Oil prices climbed Thursday, maintaining four-year highs, after the U.S. indicated it wouldn’t open up its strategic petroleum reserves to flood the market and put a cap on prices.
Brent crude, the global benchmark, was up 0.7% at $81.89 a barrel on London’s Intercontinental Exchange. On the New York Mercantile Exchange, West Texas Intermediate futures were trading 1.1% higher at $72.36 a barrel.
“Oil is trading higher this morning after U.S. Energy Secretary Rick Perry said that there are no plans for the U.S. to release oil from its Strategic Petroleum Reserves,” according to Warren Patterson, commodities strategist at ING Bank.
“There had been a growing view in the market that the U.S. would take such action in order to counter the impact from sanctions on Iran, particularly after OPEC+ members ignored President Trump’s request to increase production,” Mr. Patterson said.
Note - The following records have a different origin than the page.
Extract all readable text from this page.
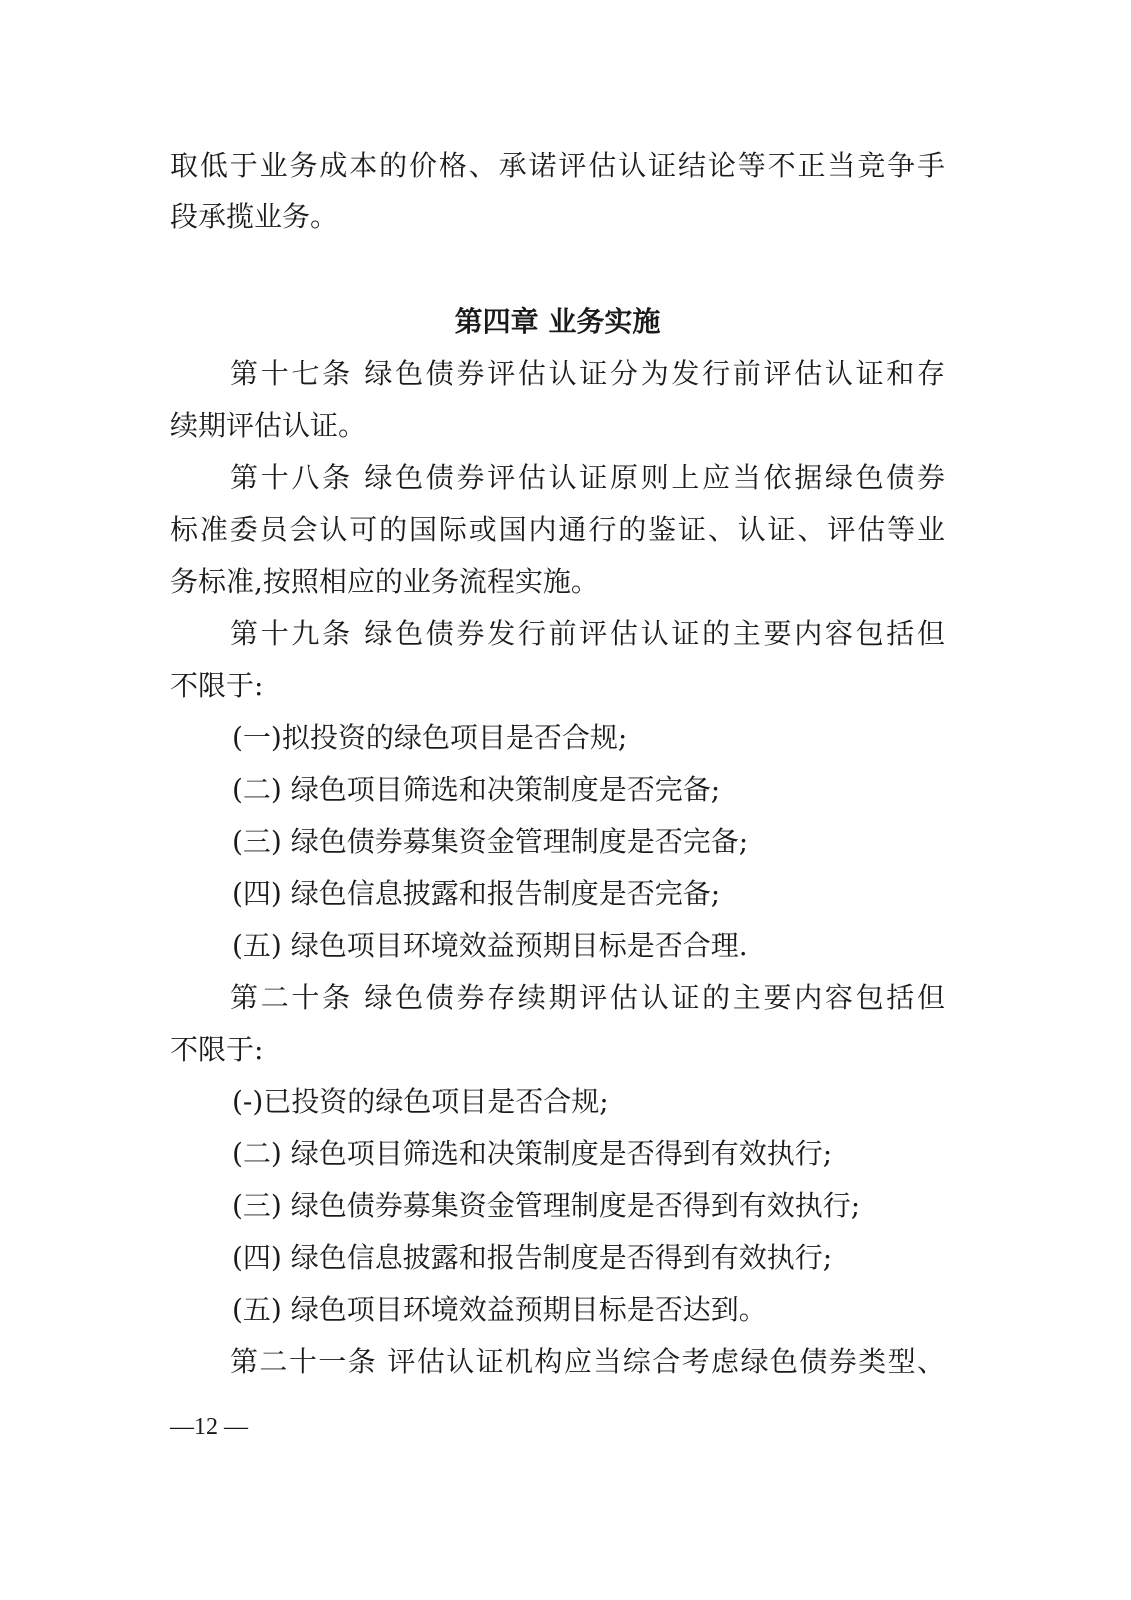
取低于业务成本的价格、承诺评估认证结论等不正当竞争手
段承揽业务。
第四章 业务实施
第十七条 绿色债券评估认证分为发行前评估认证和存
续期评估认证。
第十八条 绿色债券评估认证原则上应当依据绿色债券
标准委员会认可的国际或国内通行的鉴证、认证、评估等业
务标准,按照相应的业务流程实施。
第十九条 绿色债券发行前评估认证的主要内容包括但
不限于:
(一)拟投资的绿色项目是否合规;
(二) 绿色项目筛选和决策制度是否完备;
(三) 绿色债券募集资金管理制度是否完备;
(四) 绿色信息披露和报告制度是否完备;
(五) 绿色项目环境效益预期目标是否合理.
第二十条 绿色债券存续期评估认证的主要内容包括但
不限于:
(-)已投资的绿色项目是否合规;
(二) 绿色项目筛选和决策制度是否得到有效执行;
(三) 绿色债券募集资金管理制度是否得到有效执行;
(四) 绿色信息披露和报告制度是否得到有效执行;
(五) 绿色项目环境效益预期目标是否达到。
第二十一条 评估认证机构应当综合考虑绿色债券类型、
—12 —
U.S. Energy Secretary Rick Perry speaks during joint press conference on Sept. 18 in Bucharest, Romania. Photo: daniel mihailescu/Agence France-Presse/Getty Images
The Organization of the Petroleum Exporting Countries and its production allies, including Russia, agreed at a meeting in Algiers on Sunday to adhere to current production quotas first implemented at the start of 2017. That means continuing a gradual ramp-up in production the producers had agreed to at the start of the summer in an effort to bring down overcompliance with the initial agreement.
But the producers declined to announce specific plans to raise production further, seemingly defying calls by Mr. Trump for the cartel to increase output in order to put a cap on prices—sending prices soaring on Monday comfortably above the symbolic $80-a-barrel threshold.
Prices have been boosted in recent weeks due to falling Iranian crude exports in the run-up to U.S. sanctions on the Islamic Republic’s oil industry, set to take effect on Nov. 4.
Oil-market participants had been looking to see whether OPEC and its allies would move to further boost production to fill the gap left by falling Iranian supply. But the “unwillingness” of OPEC and its partners to declare their intention to ramp up production in their effort to replace Iranian barrels all of a sudden produced a very tight supply-demand balance for the fourth quarter of this year,” said Tamas Varga, analyst at brokerage PVM Oil Associates.
“As a result, the talk is now Brent reaching $100 a barrel in the not-so-distant future,” he said.
Among refined products Thursday, Nymex reformulated gasoline blendstock—the benchmark gasoline contract—was down 0.4% at $2.96 a gallon. ICE gasoil, a benchmark for diesel fuel, changed hands at $714.50 a metric ton, up 0.5% from the previous settlement.